Pyongyang already has conducted three tests of two separate ICBM designs, but its satellite designs in the past, too, would have made lousy missiles—capable of carrying just a tiny payload.
North Korea’s satellite launches work quite a bit differently than its missile launches, so it’s unlikely Trump will be interrupted by a sudden “North Korea launches missile” push-alert on his phone during “executive time.”
Pyongyang would provide a notification of a launch window: a period of time in which a launch might take place. That would be accompanied by a “notice to airmen” outlining the coordinates where a satellite’s spent stages would drop.
In 2012, the Obama administration’s February 29 “Leap Day Agreement” with North Korea quickly fell apart after precisely such a North Korean notification of a plan to launch a satellite.

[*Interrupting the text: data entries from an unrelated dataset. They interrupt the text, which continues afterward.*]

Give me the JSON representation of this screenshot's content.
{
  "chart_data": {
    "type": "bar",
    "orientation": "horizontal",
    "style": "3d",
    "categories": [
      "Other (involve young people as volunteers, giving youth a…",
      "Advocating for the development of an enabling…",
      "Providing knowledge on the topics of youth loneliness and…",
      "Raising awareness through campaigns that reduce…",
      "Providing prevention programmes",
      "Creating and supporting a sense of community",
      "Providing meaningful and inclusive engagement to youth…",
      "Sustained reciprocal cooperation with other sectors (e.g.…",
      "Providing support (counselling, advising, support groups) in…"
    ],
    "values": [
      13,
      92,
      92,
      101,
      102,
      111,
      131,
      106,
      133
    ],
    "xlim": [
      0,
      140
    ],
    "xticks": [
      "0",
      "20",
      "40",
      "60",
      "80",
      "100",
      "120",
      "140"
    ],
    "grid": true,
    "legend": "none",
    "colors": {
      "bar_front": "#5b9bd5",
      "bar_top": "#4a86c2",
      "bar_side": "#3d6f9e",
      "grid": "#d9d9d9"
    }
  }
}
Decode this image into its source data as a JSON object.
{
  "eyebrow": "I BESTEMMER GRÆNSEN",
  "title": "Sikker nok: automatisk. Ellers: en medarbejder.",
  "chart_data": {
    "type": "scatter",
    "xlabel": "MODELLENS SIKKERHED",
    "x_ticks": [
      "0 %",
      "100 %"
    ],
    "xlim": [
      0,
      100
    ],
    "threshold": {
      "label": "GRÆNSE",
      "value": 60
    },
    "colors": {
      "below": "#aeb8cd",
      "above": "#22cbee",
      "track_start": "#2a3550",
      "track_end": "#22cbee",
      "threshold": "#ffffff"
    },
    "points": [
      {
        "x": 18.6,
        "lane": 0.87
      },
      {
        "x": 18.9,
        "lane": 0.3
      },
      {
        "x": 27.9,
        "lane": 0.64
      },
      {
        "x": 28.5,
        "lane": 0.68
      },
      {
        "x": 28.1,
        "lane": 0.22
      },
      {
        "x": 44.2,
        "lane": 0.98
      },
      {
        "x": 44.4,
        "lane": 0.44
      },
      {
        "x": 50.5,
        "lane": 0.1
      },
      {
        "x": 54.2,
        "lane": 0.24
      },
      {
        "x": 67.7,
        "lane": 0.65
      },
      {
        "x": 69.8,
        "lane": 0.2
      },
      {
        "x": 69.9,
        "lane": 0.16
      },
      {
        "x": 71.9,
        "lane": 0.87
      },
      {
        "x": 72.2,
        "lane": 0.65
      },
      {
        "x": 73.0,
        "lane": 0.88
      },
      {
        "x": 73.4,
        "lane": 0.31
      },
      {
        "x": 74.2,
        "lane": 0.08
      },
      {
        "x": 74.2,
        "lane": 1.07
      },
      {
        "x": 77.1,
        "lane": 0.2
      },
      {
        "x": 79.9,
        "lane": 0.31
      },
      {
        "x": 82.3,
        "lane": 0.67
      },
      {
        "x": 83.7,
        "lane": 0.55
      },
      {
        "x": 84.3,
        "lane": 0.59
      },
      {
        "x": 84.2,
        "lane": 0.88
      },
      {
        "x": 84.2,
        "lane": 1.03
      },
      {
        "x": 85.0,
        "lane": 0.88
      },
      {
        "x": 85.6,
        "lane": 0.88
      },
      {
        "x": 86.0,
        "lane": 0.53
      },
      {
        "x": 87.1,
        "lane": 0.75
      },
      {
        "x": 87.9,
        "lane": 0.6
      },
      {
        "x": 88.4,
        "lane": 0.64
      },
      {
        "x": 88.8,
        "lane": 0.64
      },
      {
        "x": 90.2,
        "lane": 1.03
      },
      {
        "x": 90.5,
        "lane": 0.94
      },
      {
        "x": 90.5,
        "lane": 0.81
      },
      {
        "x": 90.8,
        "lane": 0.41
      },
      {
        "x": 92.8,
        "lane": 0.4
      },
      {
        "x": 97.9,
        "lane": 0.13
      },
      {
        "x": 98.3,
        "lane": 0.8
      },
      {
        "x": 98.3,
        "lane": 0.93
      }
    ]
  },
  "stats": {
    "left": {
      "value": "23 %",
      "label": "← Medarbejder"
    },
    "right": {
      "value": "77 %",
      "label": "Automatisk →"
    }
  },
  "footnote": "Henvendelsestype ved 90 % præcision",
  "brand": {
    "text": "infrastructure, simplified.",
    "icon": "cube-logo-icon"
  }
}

At the time, the U.S. and North Korean sides had left negotiations without an agreed statement—much like Hanoi—but each side noted its understanding of what had been agreed between them. It turned out that the U.S. side saw satellite launch vehicles as being covered under the missile-testing moratorium North Korea had agreed to. Pyongyang didn’t share that view and the whole thing collapsed.
Similarly, in Hanoi, Trump confirmed at a press conference that Kim had told him there’d be no missile or nuclear tests. But did the president ask his “friend” Kim if that meant space launches were also out of the question?
We’re not at the point yet where, based on the evidence, we ought to worry about an imminent North Korean satellite launch—or any other provocative activity. But the possibility shouldn’t be written off.
Toward the end of 2017, some evidence emerged that North Korea’s National Aerospace Development Administration (NADA), its civilian space agency, had been working on new satellite launch vehicle designs. Additionally, while the September 2018 military parade in Pyongyang excluded all ballistic missiles as diplomacy was ongoing with South Korea and the United States, it did feature a float prominently underscoring space exploration. (The float did not show an actual satellite launch vehicle, however.)
North Korean state media’s positive coverage of the Hanoi summit suggests that for now Pyongyang is content to work toward a third summit at some point in the future, but it wants Washington to take its negotiating positions seriously in the interim.
Trump—always so concerned about testing and launches in North Korea—perhaps missed a similar signal last year.
In November 2018, Kim oversaw the test of what the country’s state media called an “ultramodern tactical weapon.” The weapon wasn’t shown and coverage of the event was modest in the United States. By all accounts, it did little to shift the administration’s thinking on what might happen if diplomacy were to hit a wall.
This time, the signs are more apparent. Cable news—the president’s intelligence source of choice—has been all over recent reports about the reconstitution of these facilities. President Trump has set aside concern for now, noting that he would be “very disappointed” if the reports were true. Given that all this was well underway before the meeting in Hanoi, it’s more likely than not that the president knew about this from his pre-summit briefing.
In the end, the new activity at Sohae serves as a warning to Trump and reminder of what stands to be lost if this process were to collapse. Kim Jong Un warned during his New Year’s Day address that Washington should not test his “patience” and demand North Korea’s unilateral disarmament—which is exactly what happened in Hanoi.
Consider the work at Sohae a way for Kim to convert that same warning from words to satellite images. Before a third summit, Trump might finally get what North Korea is trying to say.